Hommage à Bernard Ravenel,
militant anticolonialiste et fondateur du PSU

Bernard Ravenel (1936-2023) a été l'un des fondateurs du PSU en 1960, qu'il a rejoint avec le groupe « Tribune du communisme » constitué de militants issus du PCF. L'une des raisons de son évolution politique depuis 1956 était sa fréquentation d'étudiants algériens et son soutien à la cause de l'indépendance algérienne. Devenu historien, il a publié en 2016 « Quand la gauche se réinventait. Le PSU, histoire d'un parti visionnaire, 1960-1989 » (La Découverte). Fidèle à son engagement anticolonialiste, il a été le premier président de l'Association France Palestine solidarité. Ci-dessous deux textes qu'il a écrits pour l'ouvrage publié en 2021 sur le rôle méconnu du PSU dans la protestation contre le massacre du 17 octobre 1961, et l'enregistrement d'une émission sur l'engagement de Français aux côtés des indépendantistes algériens. Un hommage lui est consacré le 27 mars 2023.

Un militant anticolonialiste



Bernard Ravenel est né le 16 mars 1936 à Saint-Quentin (Aisne) et mort le 15 janvier 2023 à Paris.
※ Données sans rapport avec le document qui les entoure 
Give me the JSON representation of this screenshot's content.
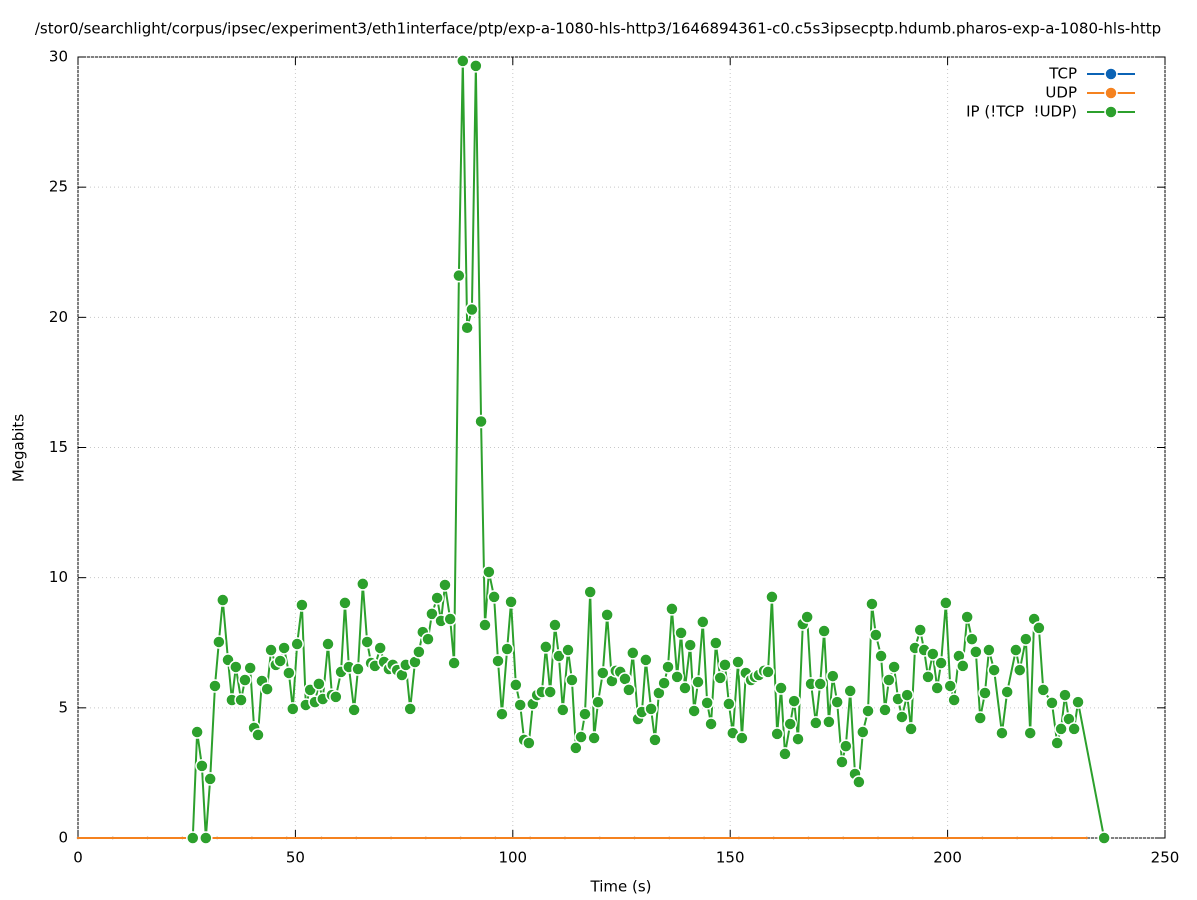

Professeur agrégé d’histoire, il a enseigné en classe préparatoire à l’Institut d’études politiques de Paris.

A l’âge de 20 ans, il a quitté le Parti communiste français après l’intervention soviétique de 1956 en Hongrie et adhéré en 1960 au Parti socialiste unifié (PSU) au moment de sa création. Il a été le secrétaire de la section du PSU de la Résidence universitaire d’Antony où les étudiants se sont mobilisés en avril 1961 contre l’OAS et le Putsch des généraux d’Alger. Candidat de ce parti aux élections législatives de 1967 et 1968, il est devenu membre de son bureau national en 1972 et été responsable de son secteur international de 1974 à 1984.

Après la dissolution du PSU, en 1990, il en a écrit l’histoire et a présidé l’Institut Tribune socialiste qui fédère les associations qui perpétuent la mémoire de ce parti.

De 2001 à 2009, il a présidé l’Association France-Palestine Solidarité (AFPS) et été l’un des organisateurs ensuite du Tribunal Russell sur la Palestine.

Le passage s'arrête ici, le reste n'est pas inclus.